The additives in fracturing fluids can contain toxins like benzene or 2-Butoxyethanol, commonly called 2-BE, a toxic solvent. They are a tiny fraction of the mix, but human exposure to some of them is measured in parts per million.

Laura Amos of Silt, Colo., blamed 2-BE in fracturing fluid for the rare tumor she developed after a well near her home blew out in 2001 during the fracturing process. State regulators fined the operator, EnCana Corp., $99,400 because gas was found in Amos' water well. EnCana disputed their finding, though the company did not fight it.

But state regulators concluded that hydraulic fracturing was not to blame for the problems with Amos' water well. They suggested that if Amos had been exposed to 2-BE it may have come from household cleaning fluids, such as Windex, rather than her groundwater.

The case was essentially closed in 2006 when Amos accepted a reported multimillion-dollar settlement from EnCana, which also bought her family's property. Amos no longer discusses the matter publicly.

A 2004 EPA study found that fracturing posed "little or no threat" of groundwater contamination, except perhaps when diesel is used. But the agency never tested the water itself. Instead it relied on a survey of state regulators. Critics like Fox rejoin that it is hard to prove the absence of something without looking for it.

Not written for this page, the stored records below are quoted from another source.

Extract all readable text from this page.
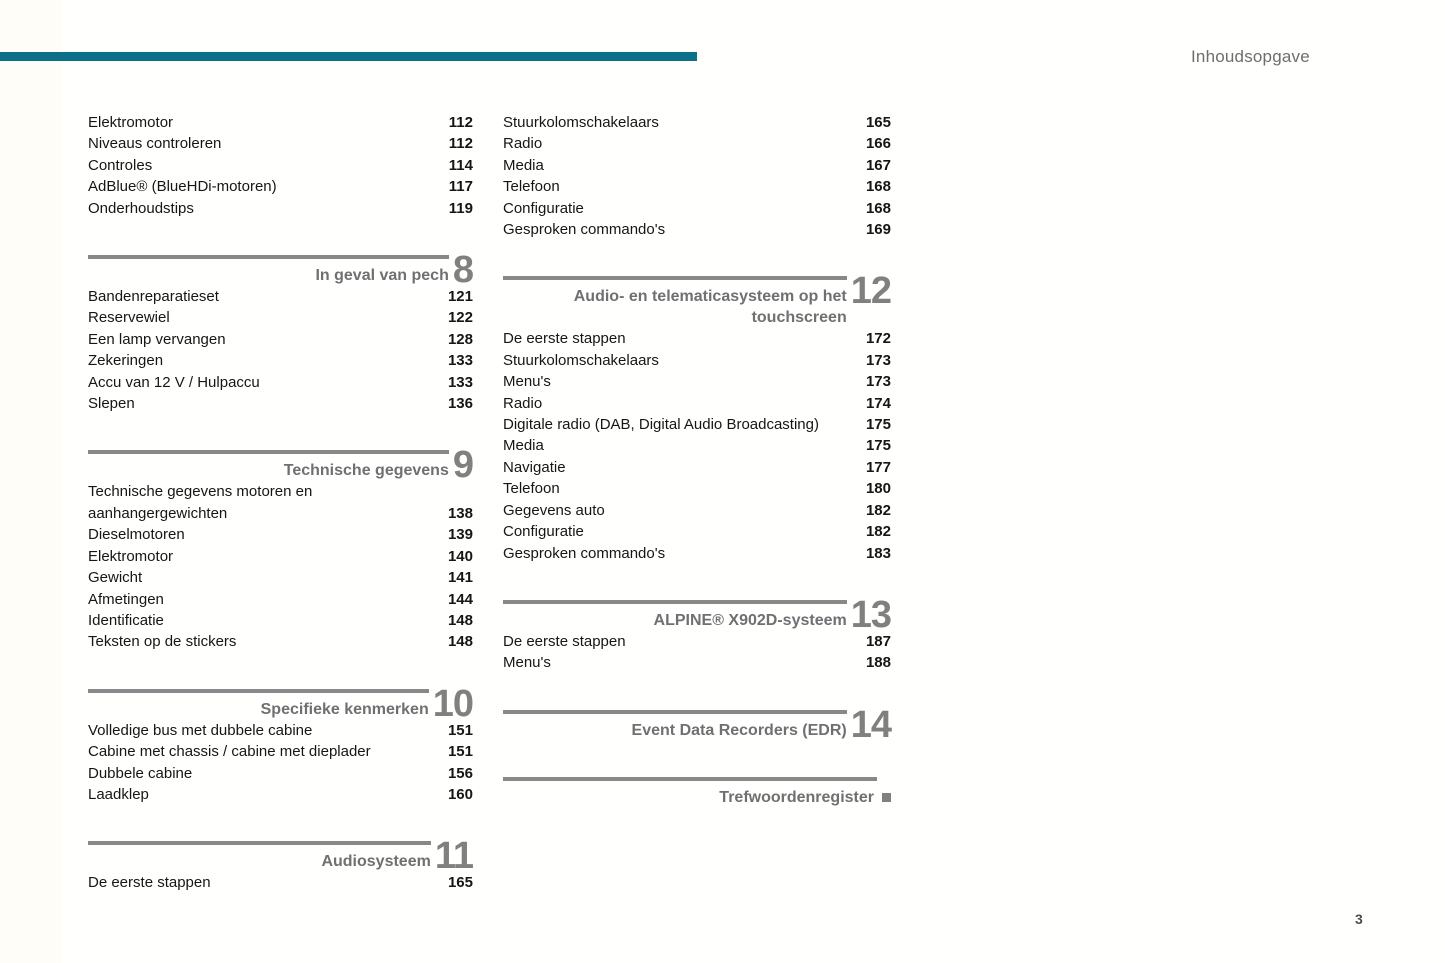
Inhoudsopgave
Elektromotor	112
Niveaus controleren	112
Controles	114
AdBlue® (BlueHDi-motoren)	117
Onderhoudstips	119
In geval van pech 8
Bandenreparatieset	121
Reservewiel	122
Een lamp vervangen	128
Zekeringen	133
Accu van 12 V / Hulpaccu	133
Slepen	136
Technische gegevens 9
Technische gegevens motoren en aanhangergewichten	138
Dieselmotoren	139
Elektromotor	140
Gewicht	141
Afmetingen	144
Identificatie	148
Teksten op de stickers	148
Specifieke kenmerken 10
Volledige bus met dubbele cabine	151
Cabine met chassis / cabine met dieplader	151
Dubbele cabine	156
Laadklep	160
Audiosysteem 11
De eerste stappen	165
Stuurkolomschakelaars	165
Radio	166
Media	167
Telefoon	168
Configuratie	168
Gesproken commando's	169
Audio- en telematicasysteem op het touchscreen
12
De eerste stappen	172
Stuurkolomschakelaars	173
Menu's	173
Radio	174
Digitale radio (DAB, Digital Audio Broadcasting)	175
Media	175
Navigatie	177
Telefoon	180
Gegevens auto	182
Configuratie	182
Gesproken commando's	183
ALPINE® X902D-systeem 13
De eerste stappen	187
Menu's	188
Event Data Recorders (EDR) 14
Trefwoordenregister
3
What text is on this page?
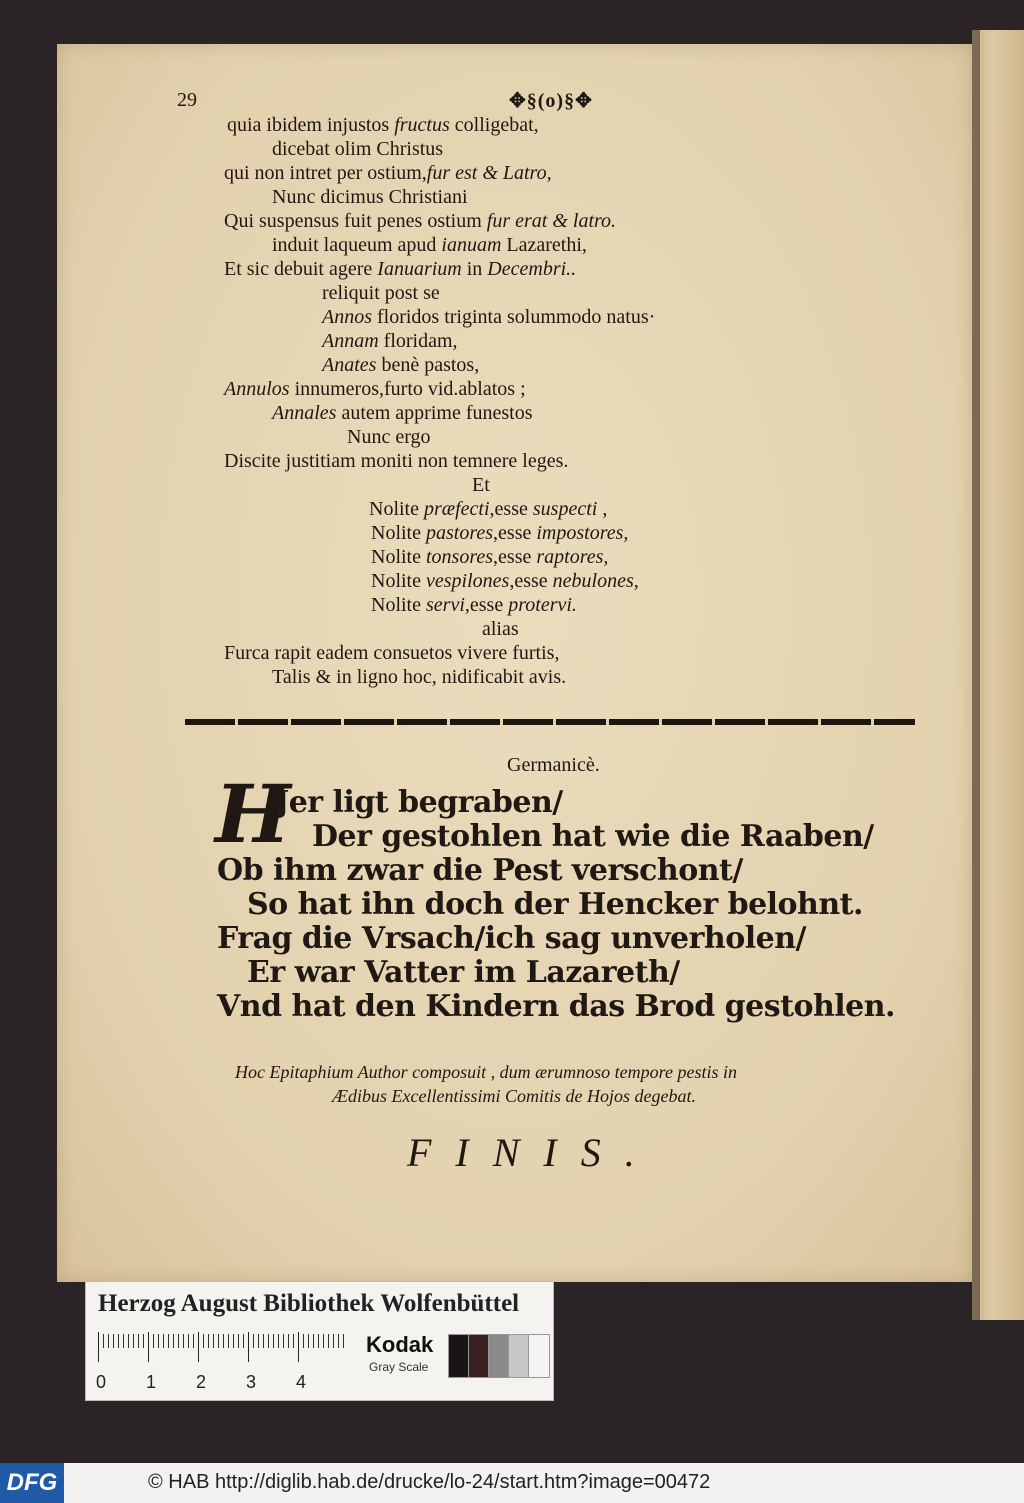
29	✥§(o)§✥
quia ibidem injustos fructus colligebat,
dicebat olim Christus
qui non intret per ostium,fur est & Latro,
Nunc dicimus Christiani
Qui suspensus fuit penes ostium fur erat & latro.
induit laqueum apud ianuam Lazarethi,
Et sic debuit agere Ianuarium in Decembri..
reliquit post se
Annos floridos triginta solummodo natus·
Annam floridam,
Anates benè pastos,
Annulos innumeros,furto vid.ablatos ;
Annales autem apprime funestos
Nunc ergo
Discite justitiam moniti non temnere leges.
Et
Nolite præfecti,esse suspecti ,
Nolite pastores,esse impostores,
Nolite tonsores,esse raptores,
Nolite vespilones,esse nebulones,
Nolite servi,esse protervi.
alias
Furca rapit eadem consuetos vivere furtis,
Talis & in ligno hoc, nidificabit avis.
Germanicè.
H
Jer ligt begraben/
Der gestohlen hat wie die Raaben/
Ob ihm zwar die Pest verschont/
So hat ihn doch der Hencker belohnt.
Frag die Vrsach/ich sag unverholen/
Er war Vatter im Lazareth/
Vnd hat den Kindern das Brod gestohlen.
Hoc Epitaphium Author composuit , dum ærumnoso tempore pestis in
Ædibus Excellentissimi Comitis de Hojos degebat.
FINIS.
Herzog August Bibliothek Wolfenbüttel
0 1 2 3 4
Kodak
Gray Scale
DFG	© HAB http://diglib.hab.de/drucke/lo-24/start.htm?image=00472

Jackson and his fellow researchers at Duke do not completely exonerate fracturing from problems, either. He said more research is needed into whether the intense pressure used to crack open shales, much higher than in conventional drilling, might be the cause of those leaky pipes allowing methane into well water.

And industry is criticizing the sample size of the study as too small to prove methane contamination. That could cast similar doubts on any conclusions about the safety of fracturing.

"It surprised me that there was so little systemic work on this," Jackson said. "We don't know much about the fracking."